Santi menjelaskan flavonoid mampu mengganggu sistem saraf dan pernapasan larva. Sedangkan, saponin bisa menjadi racun lambung kuat pada serangga. Sementara itu, tanin mampu menghambat enzim pencernaan.
Gagasan yang diusung empat mahasiswa muda yang tergabung dalam tim MOSAIC (Mango Skin for Organic Sustainable Aedes Insect Control) ini berhasil mengantarkan mereka sebagai finalis dalam kompetisi Internasional Bio-Circular-Green economy (BCG) di Kasetsart University, Thailand. Final ajang kompetisi ilmiah ini diselengggarakan pada 18 Januari 2024 secara hybrid melalui Zoom dan offline.
Gagasan penggunaan limbah kulit buah mangga sebagai larvasida alami tidak hanya menjadi alternatif dalam membantu pencegahan kasus DBD saja. Namun, ini juga berkontribusi dalam mengurai persoalan lingkungan dengan mengolah limbah yang sebelumnya tidak dimanfaatkan dan hanya menjadi sampah bagi lingkungan.
Santi mencontohkan di Thailand pada 2020, total produksi mangga mencapai 1,66 juta ton. Hal ini menunjukkan adanya potensi besar limbah sampah kulit mangga di negara tersebut.
“Hal ini membuat kami berpikir limbah olahan yang berasal dari kulit buah mangga di Thailand memiliki potensi besar untuk mengatasi persoalan yang sedang dihadapi negaranya. Karena Thailand sendiri merupakan salah 1 produsen mangga terbesar di dunia,” beber dia.
Sementara itu, Salman mengungkapkan ide pengembangan larvasida alami berangkat dari keprihatinan mereka terhadap laporan WHO mengenai meningkatnya lonjakan tajam kasus DBD secara global. Lonjakan wabah demam berdarah dengue ditandai dengan peningkatan signifikan dalam jumlah, skala dan peningkatan kasus.
Bahkan, WHO menyatakan terjadinya lonjakan wabah pada saat ini diikuti dengan penyebaran ke wilayah yang sebelumnya belum terpapar DBD. Data WHO 2023 mencatat meski hampir 80 persen atau sekitar 4,1 juta kasus penyebaran wabah demam berdarah dengue dilaporkan terjadi di wilayah Amerika, akan tetapi di Asia Tenggara, terutama Thailand, prevalensi kejadian demam berdarah dengue pada 2023 meningkat tajam menjadi lebih dari 300 persen dari tahun sebelumnya.
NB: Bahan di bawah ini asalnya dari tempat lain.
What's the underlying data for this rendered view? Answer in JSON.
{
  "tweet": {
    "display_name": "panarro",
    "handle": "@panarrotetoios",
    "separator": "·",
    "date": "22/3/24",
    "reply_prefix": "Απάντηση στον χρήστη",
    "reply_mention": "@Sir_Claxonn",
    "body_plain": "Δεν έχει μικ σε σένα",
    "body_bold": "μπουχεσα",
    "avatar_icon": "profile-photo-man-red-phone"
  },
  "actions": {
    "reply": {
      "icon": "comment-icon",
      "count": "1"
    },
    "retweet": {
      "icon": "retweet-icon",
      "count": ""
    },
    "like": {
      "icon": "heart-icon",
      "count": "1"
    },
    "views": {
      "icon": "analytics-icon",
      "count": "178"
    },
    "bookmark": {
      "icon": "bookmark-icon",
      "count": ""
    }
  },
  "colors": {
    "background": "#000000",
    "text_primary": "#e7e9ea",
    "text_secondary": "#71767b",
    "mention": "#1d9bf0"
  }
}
Tercatat, pada 2022 angka kejadian demam berdarah dengue di Thailand sebesar 46.678 kasus, naik menjadi 136.655 kasus pada 2023. Adapun angka kematian akibat wabah tersebut di Thailand meningkat dari 34 menjadi 147 kematian pada periode yang sama.
Peneliti Pusat Kedokteran Herbal sekaligus pembimbing tim MOSAIC, Arko Jatmiko Wicaksono, mengatakan dengan keikutsertaan mahasiswa UGM dalam kompetisi maupun forum internasional bisa memberikan pengalaman bagi mereka. Gagasan yang diajukan juga dapat memberikan kontribusi dalam penyelesaian persoalan di tingkat global.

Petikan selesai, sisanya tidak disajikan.